Die landesweite Verbreitung der Boykottaufrufe sei auf die Klarheit und Stärke ihrer Forderungen zurückzuführen. Eines müsse laut Aslan betont werden: „Die Jugend hat diesem Prozess enorme Energie und Dynamik verliehen. Es ist wichtig, junge Menschen zu verstehen und die Tiefe ihrer Sorgen hinsichtlich der Zukunft zu erkennen. Die unterdrückerische und repressive Politik der Ein-Mann-Herrschaft und des Palastregimes ist gescheitert. Die psychologische Barriere ist bereits durchbrochen.
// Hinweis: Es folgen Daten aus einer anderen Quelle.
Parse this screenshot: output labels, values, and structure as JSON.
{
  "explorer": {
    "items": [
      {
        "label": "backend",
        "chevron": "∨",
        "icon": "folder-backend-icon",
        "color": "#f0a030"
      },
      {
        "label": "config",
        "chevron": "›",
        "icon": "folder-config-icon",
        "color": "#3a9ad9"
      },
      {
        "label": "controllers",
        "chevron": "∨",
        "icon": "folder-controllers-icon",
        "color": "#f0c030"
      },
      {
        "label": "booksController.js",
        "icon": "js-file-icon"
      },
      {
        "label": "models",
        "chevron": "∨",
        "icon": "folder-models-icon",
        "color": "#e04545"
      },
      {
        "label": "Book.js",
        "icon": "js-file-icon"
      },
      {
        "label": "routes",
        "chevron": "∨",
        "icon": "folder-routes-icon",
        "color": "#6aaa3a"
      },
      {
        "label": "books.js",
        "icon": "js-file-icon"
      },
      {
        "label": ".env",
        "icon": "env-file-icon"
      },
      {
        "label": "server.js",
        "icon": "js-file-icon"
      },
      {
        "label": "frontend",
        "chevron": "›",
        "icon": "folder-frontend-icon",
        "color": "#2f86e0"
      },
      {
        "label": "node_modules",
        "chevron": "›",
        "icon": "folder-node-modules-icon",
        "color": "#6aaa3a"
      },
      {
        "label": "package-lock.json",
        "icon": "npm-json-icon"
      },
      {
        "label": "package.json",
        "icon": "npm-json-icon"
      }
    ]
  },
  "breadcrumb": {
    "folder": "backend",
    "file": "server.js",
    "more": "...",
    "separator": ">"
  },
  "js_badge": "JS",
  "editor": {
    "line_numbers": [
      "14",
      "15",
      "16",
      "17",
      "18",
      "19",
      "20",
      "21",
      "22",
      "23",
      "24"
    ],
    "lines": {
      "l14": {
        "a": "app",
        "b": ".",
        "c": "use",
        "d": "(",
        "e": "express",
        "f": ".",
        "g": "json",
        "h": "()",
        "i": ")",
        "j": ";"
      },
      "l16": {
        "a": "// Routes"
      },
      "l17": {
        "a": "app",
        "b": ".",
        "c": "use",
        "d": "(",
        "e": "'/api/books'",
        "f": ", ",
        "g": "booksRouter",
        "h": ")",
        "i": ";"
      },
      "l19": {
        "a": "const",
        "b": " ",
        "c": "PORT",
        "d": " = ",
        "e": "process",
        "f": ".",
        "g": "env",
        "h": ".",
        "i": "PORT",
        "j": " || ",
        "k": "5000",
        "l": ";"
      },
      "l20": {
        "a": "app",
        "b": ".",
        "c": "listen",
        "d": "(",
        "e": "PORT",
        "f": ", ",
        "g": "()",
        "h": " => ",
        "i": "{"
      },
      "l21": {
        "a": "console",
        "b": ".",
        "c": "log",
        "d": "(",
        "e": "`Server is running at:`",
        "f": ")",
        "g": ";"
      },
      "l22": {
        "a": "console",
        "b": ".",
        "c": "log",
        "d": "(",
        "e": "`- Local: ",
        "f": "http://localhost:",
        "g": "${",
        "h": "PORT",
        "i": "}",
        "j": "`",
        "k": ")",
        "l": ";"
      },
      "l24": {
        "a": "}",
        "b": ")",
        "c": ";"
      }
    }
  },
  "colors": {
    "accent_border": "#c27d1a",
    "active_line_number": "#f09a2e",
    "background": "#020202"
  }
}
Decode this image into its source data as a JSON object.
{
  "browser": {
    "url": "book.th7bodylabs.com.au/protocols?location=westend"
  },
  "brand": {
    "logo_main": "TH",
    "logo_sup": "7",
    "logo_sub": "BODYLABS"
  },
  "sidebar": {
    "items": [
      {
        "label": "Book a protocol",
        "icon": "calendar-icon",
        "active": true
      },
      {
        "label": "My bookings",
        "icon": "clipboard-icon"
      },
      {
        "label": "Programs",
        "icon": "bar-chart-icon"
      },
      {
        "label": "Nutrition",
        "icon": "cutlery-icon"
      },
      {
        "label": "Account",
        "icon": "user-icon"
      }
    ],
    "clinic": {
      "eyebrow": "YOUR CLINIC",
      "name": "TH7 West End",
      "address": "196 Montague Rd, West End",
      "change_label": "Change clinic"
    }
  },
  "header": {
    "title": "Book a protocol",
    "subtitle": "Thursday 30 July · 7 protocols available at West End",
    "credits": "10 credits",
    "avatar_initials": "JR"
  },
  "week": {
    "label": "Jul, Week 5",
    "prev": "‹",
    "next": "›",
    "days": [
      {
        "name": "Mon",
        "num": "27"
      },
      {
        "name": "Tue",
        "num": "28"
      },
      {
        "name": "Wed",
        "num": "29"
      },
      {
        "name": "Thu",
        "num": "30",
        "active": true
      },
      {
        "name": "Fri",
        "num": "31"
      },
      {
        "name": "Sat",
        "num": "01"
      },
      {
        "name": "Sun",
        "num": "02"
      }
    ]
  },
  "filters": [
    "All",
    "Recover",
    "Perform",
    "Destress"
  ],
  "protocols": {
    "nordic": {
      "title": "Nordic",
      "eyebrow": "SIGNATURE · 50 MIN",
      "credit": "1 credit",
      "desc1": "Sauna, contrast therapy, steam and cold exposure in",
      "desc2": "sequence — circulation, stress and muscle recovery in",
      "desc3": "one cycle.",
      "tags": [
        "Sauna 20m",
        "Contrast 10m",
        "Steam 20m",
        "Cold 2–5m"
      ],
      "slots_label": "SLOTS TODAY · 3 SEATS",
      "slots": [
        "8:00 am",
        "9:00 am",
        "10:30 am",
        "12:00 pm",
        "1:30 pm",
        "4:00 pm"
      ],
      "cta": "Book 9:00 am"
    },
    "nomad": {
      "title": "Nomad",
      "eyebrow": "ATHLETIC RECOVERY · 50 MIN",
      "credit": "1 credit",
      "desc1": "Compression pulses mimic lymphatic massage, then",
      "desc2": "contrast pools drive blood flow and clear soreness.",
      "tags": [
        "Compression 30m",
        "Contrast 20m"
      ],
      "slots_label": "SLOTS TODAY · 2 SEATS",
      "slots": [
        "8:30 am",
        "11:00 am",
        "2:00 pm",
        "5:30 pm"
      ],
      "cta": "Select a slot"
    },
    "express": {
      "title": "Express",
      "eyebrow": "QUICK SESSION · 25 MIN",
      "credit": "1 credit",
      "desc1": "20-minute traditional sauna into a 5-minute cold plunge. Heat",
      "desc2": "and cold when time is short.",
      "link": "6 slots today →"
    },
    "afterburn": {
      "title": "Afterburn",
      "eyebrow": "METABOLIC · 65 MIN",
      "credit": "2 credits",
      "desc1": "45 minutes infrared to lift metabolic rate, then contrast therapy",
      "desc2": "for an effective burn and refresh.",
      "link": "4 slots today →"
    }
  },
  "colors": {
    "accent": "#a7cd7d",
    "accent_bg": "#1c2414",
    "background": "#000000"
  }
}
Von nun an werden die Angriffe der Regierung nicht unbeantwortet bleiben. Die Jugend hat ihr Schweigen gebrochen.“
Die Regierung fürchtet die Einheit
Die Massenbewegung, die nach dem 19. März entstand, flößte der Regierung erhebliche Angst ein und zeigte den Weg auf, der eingeschlagen werden müsse, dessen ist Aslan sich sicher. Er betonte, dass die Regierung seit langem versuche, die Vereinigung des Freiheitskampfes des kurdischen Volkes mit dem Kampf der Arbeiter:innen und Werktätigen aus der Türkei zu verhindern und erklärte: „Regierungen und Kapital haben schon immer versucht, Massenbewegungen zu spalten, zu fragmentieren und zu neutralisieren, sei es im Kampf der Arbeiter:innen und Werktätigen um ihre Rechte oder im Kampf des kurdischen Volkes um Freiheit und Gleichheit.“
Auch die Opposition habe in bestimmten Kreisen manchmal zu Spaltungen beigetragen und tue dies heute noch. Da die Menschen sich allerdings stattdessen auf die Ungerechtigkeiten und Rechtswidrigkeiten konzentrierten, würde solchen Tendenzen aktuell kein Vertrauen entgegengebracht werden. Vielmehr beobachtet Seyit Aslan, dass kurdisch-türkische Arbeiter:innen zunehmend erkennen, dass sie dieselben Probleme haben.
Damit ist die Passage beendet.